How so? Thae and Ji are North Korean defectors. And their elevation to the South Korean National Assembly reverberates on both sides of the border.

When news came that Thae and Ji had won, there was jubilation in the North Korean defector community, which numbers 33,500 in South Korea (a country of about 50 million). There are scattered others elsewhere.

The word “defector” confuses some people, understandably, because we are used to thinking of a defector as a government official or celebrity — a ballet dancer, let’s say, or a baseball player — who goes over from an unfree country to a free one. But the North Korean government considers anyone who leaves a defector: a traitor to the state. People who have left North Korea think of themselves as having defected from the state that claimed ownership of them, body and soul.

So do South Koreans welcome their brothers from the North with open arms? Park Yeonmi, a prominent defector, said, “The South Koreans treat us like second-class citizens,” she says. “They are more sympathetic to people in Africa than they are to their fellow Koreans from the North.”

There are plenty of South Koreans who treat defectors compassionately, … but the South Korean Left bitterly resents defectors — especially ones who squawk about human rights and what they suffered back home.

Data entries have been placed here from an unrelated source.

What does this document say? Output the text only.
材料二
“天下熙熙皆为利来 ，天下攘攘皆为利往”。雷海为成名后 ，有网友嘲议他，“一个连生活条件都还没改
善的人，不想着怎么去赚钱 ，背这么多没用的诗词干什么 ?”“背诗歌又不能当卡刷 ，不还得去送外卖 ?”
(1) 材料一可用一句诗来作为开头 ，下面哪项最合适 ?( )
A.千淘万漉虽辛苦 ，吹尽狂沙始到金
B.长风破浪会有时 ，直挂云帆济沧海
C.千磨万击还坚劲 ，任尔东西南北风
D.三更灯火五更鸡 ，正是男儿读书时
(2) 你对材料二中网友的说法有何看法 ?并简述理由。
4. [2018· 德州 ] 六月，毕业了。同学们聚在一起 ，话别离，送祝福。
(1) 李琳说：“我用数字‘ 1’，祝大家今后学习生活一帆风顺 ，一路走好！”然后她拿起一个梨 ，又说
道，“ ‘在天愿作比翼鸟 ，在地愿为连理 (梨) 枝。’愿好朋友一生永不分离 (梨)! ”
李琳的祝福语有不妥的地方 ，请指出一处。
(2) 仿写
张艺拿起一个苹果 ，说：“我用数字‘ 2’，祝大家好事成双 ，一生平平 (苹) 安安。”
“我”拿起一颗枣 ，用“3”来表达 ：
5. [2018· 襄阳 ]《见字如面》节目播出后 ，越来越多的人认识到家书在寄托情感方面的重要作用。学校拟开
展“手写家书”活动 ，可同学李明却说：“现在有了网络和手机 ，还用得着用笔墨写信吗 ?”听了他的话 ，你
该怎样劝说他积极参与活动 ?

Meanwhile, North Korean defectors have grown restive, politically. They regard the incumbent South Korean president, Moon Jae-in, as soft on North Korea. They suspect him of naïveté and worse. The government has severely cut aid to refugee groups and groups that help refugees, as well as direct assistance to refugees. The government is pretty frank about this. One official said, “North Korean defectors might not enjoy the same benefits that they enjoyed during the two previous conservative governments.”